|Communities of Practice|
Communities of Practice = Learning Communities
The rage right now seems to be Learning Communities. Richard DuFour and Rebecca DuFour seem to be dominating the consultant circuit promoting these learning clubs. However, it appears a similar form; “community of practice” has been in the private sector for sometime. Pioneered by the Institute for Research on Learning, spinning off from the Xerox Cooperation. Communities of Practice pursue a cross-disciplinary approach to learning research, involving cognitive scientists, organizational anthropologists and traditional educators.
Learning is fundamentally a social phenomenon. People organize their learning around the social communities to which they belong. Therefore, schools are only powerful learning environments for students whose social communities coincide with that school.
Knowledge is integrated in the life of communities that share values, beliefs, languages, and ways of doing things. These are called communities of practice. Real knowledge is integrated in the doing, social relations, and expertise of these communities.
The processes of learning and membership in a community of practice are inseparable. Because learning is intertwined with community membership, it is what lets us belong to and adjust our status in the group. As we change our learning, our identity--and our relationship to the group--changes.
Knowledge is inseparable from practice. It is not possible to know without doing. By doing, we learn.
Empowerment--or the ability to contribute to a community--creates the potential for learning. Circumstances in which we engage in real action that has consequences for both us and our community create the most powerful learning environments.
How Communities of Practice Impacts Education
This approach to learning suggests teachers understand their students' communities of practice and acknowledge the learning students do in such communities.
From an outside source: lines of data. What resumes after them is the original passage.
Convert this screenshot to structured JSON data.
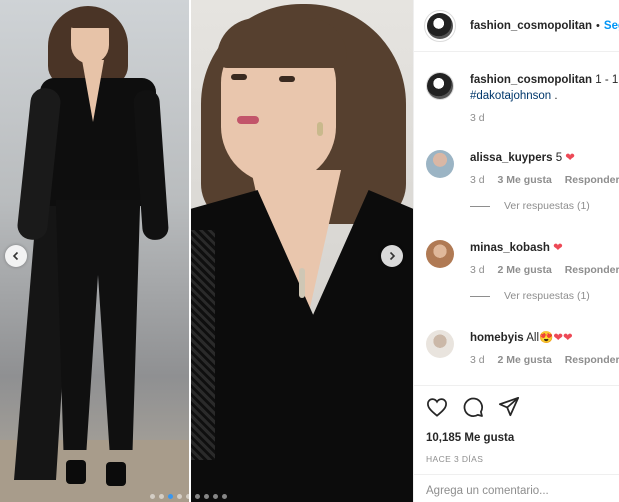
{
  "carousel": {
    "prev_icon": "chevron-left-icon",
    "next_icon": "chevron-right-icon",
    "slide_count": 9,
    "active_slide": 3
  },
  "post_header": {
    "username": "fashion_cosmopolitan",
    "separator": "•",
    "follow_label": "Seg"
  },
  "caption": {
    "username": "fashion_cosmopolitan",
    "text": "1 - 1",
    "hashtag": "#dakotajohnson",
    "trailing": " .",
    "time": "3 d"
  },
  "comments": [
    {
      "username": "alissa_kuypers",
      "text": "5",
      "emoji": "❤",
      "time": "3 d",
      "likes": "3 Me gusta",
      "reply_label": "Responder",
      "view_replies": "Ver respuestas (1)"
    },
    {
      "username": "minas_kobash",
      "text": "",
      "emoji": "❤",
      "time": "3 d",
      "likes": "2 Me gusta",
      "reply_label": "Responder",
      "view_replies": "Ver respuestas (1)"
    },
    {
      "username": "homebyis",
      "text": "All",
      "emoji": "😍❤❤",
      "time": "3 d",
      "likes": "2 Me gusta",
      "reply_label": "Responder"
    }
  ],
  "actions": {
    "like_icon": "heart-icon",
    "comment_icon": "comment-icon",
    "share_icon": "share-icon",
    "likes_count": "10,185 Me gusta",
    "date": "HACE 3 DÍAS"
  },
  "add_comment": {
    "placeholder": "Agrega un comentario..."
  },
  "colors": {
    "link": "#0095f6",
    "heart": "#ed4956",
    "muted": "#8e8e8e"
  }
}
The communities of practice theory also suggests educators structure learning opportunities that embed knowledge in both work practices and social relations--for example, apprenticeships, school-based learning, service learning, and so on. Plus, educators should create opportunities for students to solve real problems with adults, in real learning situations.
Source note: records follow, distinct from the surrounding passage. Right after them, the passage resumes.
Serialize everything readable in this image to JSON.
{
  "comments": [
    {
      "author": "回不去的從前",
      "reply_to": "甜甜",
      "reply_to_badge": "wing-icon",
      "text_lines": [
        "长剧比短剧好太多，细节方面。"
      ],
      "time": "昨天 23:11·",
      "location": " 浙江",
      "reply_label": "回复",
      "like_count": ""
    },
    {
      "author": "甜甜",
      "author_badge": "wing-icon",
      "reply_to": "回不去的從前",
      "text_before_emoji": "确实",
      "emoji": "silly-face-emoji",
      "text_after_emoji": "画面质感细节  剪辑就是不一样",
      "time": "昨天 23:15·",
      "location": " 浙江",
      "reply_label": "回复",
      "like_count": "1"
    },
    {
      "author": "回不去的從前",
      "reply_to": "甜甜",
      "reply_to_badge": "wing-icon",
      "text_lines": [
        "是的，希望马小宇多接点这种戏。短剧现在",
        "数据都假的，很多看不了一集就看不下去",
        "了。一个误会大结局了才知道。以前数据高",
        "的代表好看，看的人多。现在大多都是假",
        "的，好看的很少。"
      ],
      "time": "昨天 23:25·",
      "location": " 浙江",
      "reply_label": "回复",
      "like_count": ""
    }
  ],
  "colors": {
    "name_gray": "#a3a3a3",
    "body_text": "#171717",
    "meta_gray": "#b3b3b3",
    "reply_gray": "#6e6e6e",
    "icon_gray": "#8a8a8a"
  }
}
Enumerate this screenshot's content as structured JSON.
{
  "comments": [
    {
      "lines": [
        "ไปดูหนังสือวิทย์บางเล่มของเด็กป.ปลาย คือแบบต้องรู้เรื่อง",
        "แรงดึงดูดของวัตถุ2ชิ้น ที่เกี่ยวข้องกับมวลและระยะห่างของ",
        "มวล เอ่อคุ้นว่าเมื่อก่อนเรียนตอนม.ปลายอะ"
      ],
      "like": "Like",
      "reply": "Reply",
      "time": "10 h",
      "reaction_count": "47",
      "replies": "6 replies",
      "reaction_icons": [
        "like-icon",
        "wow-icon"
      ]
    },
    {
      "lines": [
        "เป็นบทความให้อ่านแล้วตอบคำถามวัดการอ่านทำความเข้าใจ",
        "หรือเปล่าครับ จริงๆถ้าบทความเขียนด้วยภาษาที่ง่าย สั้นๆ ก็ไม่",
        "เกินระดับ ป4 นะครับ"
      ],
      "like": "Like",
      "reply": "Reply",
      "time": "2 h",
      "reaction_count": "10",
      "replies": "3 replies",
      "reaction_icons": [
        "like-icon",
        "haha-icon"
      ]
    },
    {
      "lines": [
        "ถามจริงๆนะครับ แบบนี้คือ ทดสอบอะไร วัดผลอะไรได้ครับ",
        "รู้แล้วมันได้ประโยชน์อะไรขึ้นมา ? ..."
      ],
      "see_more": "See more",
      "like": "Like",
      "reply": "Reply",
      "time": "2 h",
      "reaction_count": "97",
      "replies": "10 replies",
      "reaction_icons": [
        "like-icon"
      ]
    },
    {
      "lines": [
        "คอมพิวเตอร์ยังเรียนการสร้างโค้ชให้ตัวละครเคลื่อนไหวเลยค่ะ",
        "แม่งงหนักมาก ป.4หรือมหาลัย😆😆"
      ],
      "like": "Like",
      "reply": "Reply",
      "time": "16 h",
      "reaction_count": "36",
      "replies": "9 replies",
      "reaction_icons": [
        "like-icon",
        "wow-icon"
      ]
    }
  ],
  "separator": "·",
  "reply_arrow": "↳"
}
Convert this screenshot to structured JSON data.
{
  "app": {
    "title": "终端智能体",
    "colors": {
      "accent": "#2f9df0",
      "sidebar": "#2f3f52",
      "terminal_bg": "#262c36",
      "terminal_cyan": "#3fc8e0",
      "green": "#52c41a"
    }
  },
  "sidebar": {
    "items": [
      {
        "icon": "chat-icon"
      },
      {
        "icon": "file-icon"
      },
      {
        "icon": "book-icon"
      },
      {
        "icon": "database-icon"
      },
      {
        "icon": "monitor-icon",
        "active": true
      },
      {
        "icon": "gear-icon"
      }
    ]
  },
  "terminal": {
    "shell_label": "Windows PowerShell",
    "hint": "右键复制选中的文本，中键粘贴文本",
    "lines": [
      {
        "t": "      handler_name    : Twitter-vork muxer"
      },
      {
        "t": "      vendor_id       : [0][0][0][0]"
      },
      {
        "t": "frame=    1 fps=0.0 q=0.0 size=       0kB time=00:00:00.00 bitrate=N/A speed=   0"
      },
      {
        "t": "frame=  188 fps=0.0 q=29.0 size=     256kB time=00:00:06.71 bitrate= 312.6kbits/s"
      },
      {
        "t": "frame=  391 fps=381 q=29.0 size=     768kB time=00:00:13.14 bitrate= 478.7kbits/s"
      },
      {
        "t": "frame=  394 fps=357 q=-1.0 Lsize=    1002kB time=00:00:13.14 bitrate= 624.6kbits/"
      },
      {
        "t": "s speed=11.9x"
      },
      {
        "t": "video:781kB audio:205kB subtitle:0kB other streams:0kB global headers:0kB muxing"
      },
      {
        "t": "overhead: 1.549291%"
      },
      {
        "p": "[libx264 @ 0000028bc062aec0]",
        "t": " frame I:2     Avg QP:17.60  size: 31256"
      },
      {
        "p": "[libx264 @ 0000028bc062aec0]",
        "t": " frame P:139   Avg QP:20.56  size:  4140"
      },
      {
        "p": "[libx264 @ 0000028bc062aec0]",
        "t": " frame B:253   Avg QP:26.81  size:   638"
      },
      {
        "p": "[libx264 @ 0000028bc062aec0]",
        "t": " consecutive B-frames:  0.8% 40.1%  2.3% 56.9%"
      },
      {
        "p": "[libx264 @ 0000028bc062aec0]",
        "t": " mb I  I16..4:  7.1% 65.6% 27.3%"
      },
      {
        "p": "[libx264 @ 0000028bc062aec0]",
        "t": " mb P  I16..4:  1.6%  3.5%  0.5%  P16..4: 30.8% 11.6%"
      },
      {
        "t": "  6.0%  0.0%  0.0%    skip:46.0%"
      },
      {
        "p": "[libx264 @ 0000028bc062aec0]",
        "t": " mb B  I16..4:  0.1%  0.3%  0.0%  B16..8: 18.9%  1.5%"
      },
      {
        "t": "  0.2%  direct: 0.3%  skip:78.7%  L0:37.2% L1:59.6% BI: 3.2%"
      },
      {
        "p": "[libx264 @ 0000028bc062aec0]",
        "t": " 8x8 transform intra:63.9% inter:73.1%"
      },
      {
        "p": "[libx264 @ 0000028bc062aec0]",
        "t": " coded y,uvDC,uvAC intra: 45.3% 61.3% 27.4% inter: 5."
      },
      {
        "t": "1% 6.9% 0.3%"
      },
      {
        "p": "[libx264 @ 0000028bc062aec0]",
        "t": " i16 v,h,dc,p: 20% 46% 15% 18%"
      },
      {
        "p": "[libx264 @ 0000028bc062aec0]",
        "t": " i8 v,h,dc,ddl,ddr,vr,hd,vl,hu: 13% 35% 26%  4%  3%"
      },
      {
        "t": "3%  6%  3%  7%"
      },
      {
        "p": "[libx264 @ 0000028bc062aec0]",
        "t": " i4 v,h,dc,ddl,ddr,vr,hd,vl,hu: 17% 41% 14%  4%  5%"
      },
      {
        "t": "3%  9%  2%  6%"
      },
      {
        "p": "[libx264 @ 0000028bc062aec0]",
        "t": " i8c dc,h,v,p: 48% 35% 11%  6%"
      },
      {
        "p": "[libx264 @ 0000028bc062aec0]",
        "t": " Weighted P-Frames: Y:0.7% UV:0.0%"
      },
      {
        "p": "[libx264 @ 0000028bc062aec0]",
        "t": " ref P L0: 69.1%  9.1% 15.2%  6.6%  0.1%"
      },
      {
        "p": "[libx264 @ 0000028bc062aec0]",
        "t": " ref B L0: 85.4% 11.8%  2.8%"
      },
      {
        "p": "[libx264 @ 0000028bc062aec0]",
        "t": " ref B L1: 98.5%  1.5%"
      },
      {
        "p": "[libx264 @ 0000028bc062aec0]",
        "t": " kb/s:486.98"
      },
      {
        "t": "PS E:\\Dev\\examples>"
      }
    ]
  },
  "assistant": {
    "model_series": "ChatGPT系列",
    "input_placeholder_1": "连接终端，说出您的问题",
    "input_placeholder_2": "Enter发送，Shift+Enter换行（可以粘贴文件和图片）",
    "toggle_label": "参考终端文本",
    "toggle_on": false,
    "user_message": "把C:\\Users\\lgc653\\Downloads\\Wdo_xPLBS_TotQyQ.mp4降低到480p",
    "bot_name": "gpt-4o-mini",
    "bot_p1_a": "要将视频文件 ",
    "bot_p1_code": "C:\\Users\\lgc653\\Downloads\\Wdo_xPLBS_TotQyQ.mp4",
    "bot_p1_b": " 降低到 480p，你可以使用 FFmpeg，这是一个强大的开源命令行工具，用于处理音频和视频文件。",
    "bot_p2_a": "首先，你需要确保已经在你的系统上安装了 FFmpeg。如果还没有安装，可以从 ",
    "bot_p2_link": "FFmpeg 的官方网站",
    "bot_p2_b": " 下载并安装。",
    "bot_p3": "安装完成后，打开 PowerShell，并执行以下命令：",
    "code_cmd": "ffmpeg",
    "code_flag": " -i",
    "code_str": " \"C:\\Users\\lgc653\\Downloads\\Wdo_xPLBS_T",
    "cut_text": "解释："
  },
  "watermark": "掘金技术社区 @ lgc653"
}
The content on this page was written by On Purpose Associates.
What is so interesting is how do you get buy-in to the process? How do you get educators to see the purpose of these Learning Communities?
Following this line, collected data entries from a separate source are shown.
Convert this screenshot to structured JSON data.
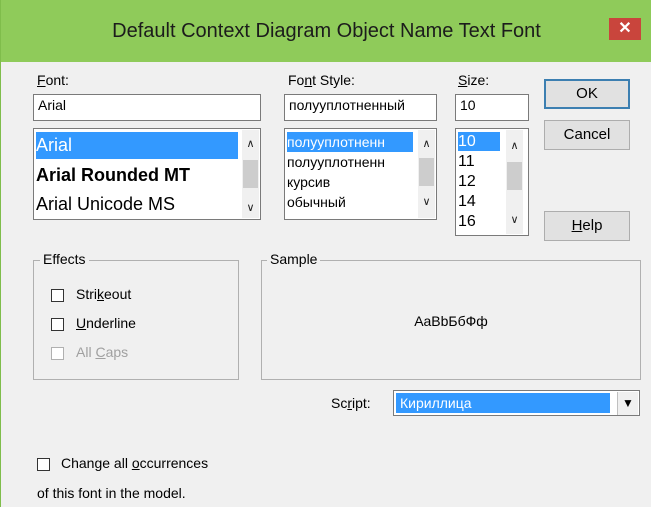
{
  "dialog": {
    "title": "Default Context Diagram Object Name Text Font",
    "close_glyph": "✕"
  },
  "font": {
    "label_prefix": "",
    "label_accel": "F",
    "label_rest": "ont:",
    "value": "Arial",
    "items": [
      "Arial",
      "Arial Rounded MT",
      "Arial Unicode MS"
    ]
  },
  "style": {
    "label_prefix": "Fo",
    "label_accel": "n",
    "label_rest": "t Style:",
    "value": "полууплотненный",
    "items": [
      "полууплотненн",
      "полууплотненн",
      "курсив",
      "обычный"
    ]
  },
  "size": {
    "label_accel": "S",
    "label_rest": "ize:",
    "value": "10",
    "items": [
      "10",
      "11",
      "12",
      "14",
      "16"
    ]
  },
  "buttons": {
    "ok": "OK",
    "cancel": "Cancel",
    "help_accel": "H",
    "help_rest": "elp"
  },
  "effects": {
    "title": "Effects",
    "strikeout_pre": "Stri",
    "strikeout_accel": "k",
    "strikeout_post": "eout",
    "underline_accel": "U",
    "underline_post": "nderline",
    "allcaps_pre": "All ",
    "allcaps_accel": "C",
    "allcaps_post": "aps"
  },
  "sample": {
    "title": "Sample",
    "text": "AaBbБбФф"
  },
  "script": {
    "label_pre": "Sc",
    "label_accel": "r",
    "label_post": "ipt:",
    "value": "Кириллица"
  },
  "change_all": {
    "line1_pre": "Change all ",
    "line1_accel": "o",
    "line1_post": "ccurrences",
    "line2": "of this font in the model."
  },
  "colors": {
    "titlebar": "#8fcb5a",
    "selection": "#3399ff",
    "close": "#c9453c"
  }
}
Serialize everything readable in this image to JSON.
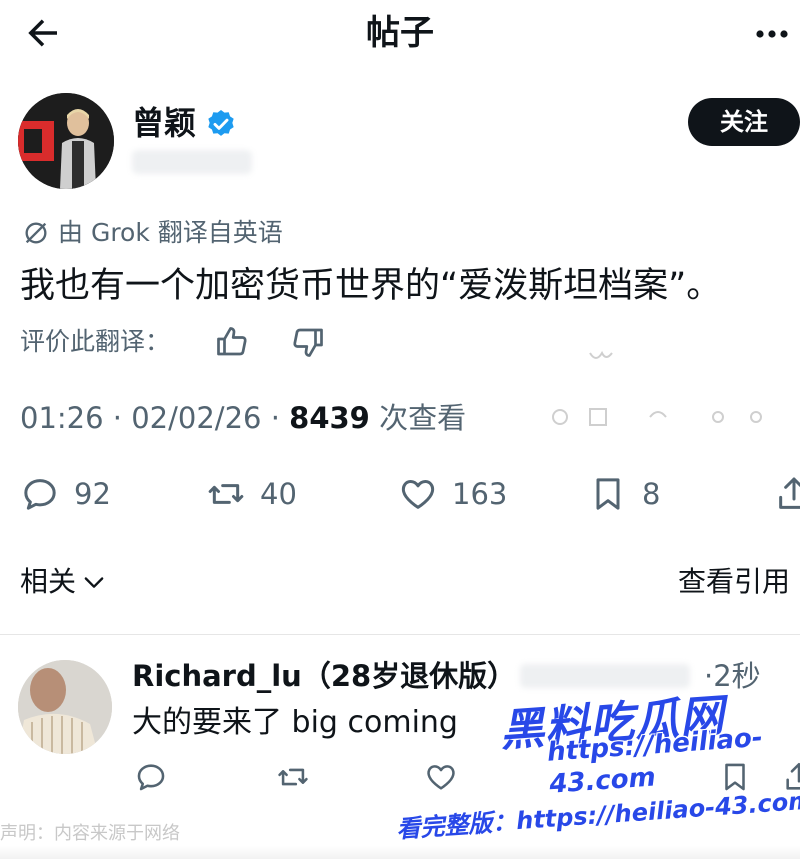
{
  "header": {
    "title": "帖子",
    "back_icon": "arrow-left-icon",
    "more_icon": "more-horizontal-icon"
  },
  "author": {
    "name": "曾颖",
    "verified_icon": "verified-badge-icon",
    "verified_color": "#1d9bf0",
    "follow_label": "关注"
  },
  "post": {
    "translation_note": "由 Grok 翻译自英语",
    "text": "我也有一个加密货币世界的“爱泼斯坦档案”。",
    "rate_translation_label": "评价此翻译：",
    "time": "01:26",
    "date": "02/02/26",
    "views_count": "8439",
    "views_label": "次查看"
  },
  "actions": {
    "replies": "92",
    "reposts": "40",
    "likes": "163",
    "bookmarks": "8"
  },
  "related": {
    "label": "相关",
    "view_quotes": "查看引用"
  },
  "reply": {
    "name": "Richard_lu（28岁退休版）",
    "time": "·2秒",
    "text": "大的要来了 big coming"
  },
  "watermark": {
    "brand": "黑料吃瓜网",
    "url": "https://heiliao-43.com",
    "bottom": "看完整版：https://heiliao-43.com",
    "source_note": "声明：内容来源于网络"
  },
  "colors": {
    "text_primary": "#0f1419",
    "text_secondary": "#536471",
    "watermark_blue": "#2848e8"
  }
}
Creating a community, as has already been established in this course, it critical to effective online facilitation! Creating such communities go back to the earlier study on building trust. Buidling trust can be difficult online, since a lack of face-to-face contact allows everyone to be vulnerable in different ways. It is important that early in the relationshiop online, that a sense of community be built. In a short course, it is imperative to be short and to the point. In a longer course, more time can be spent developing such communities. Finding the common purpose or getting participants to realize they share a common purpose, common goals and in some cases common knoweldge and skills is critical in the early days of a new learning community.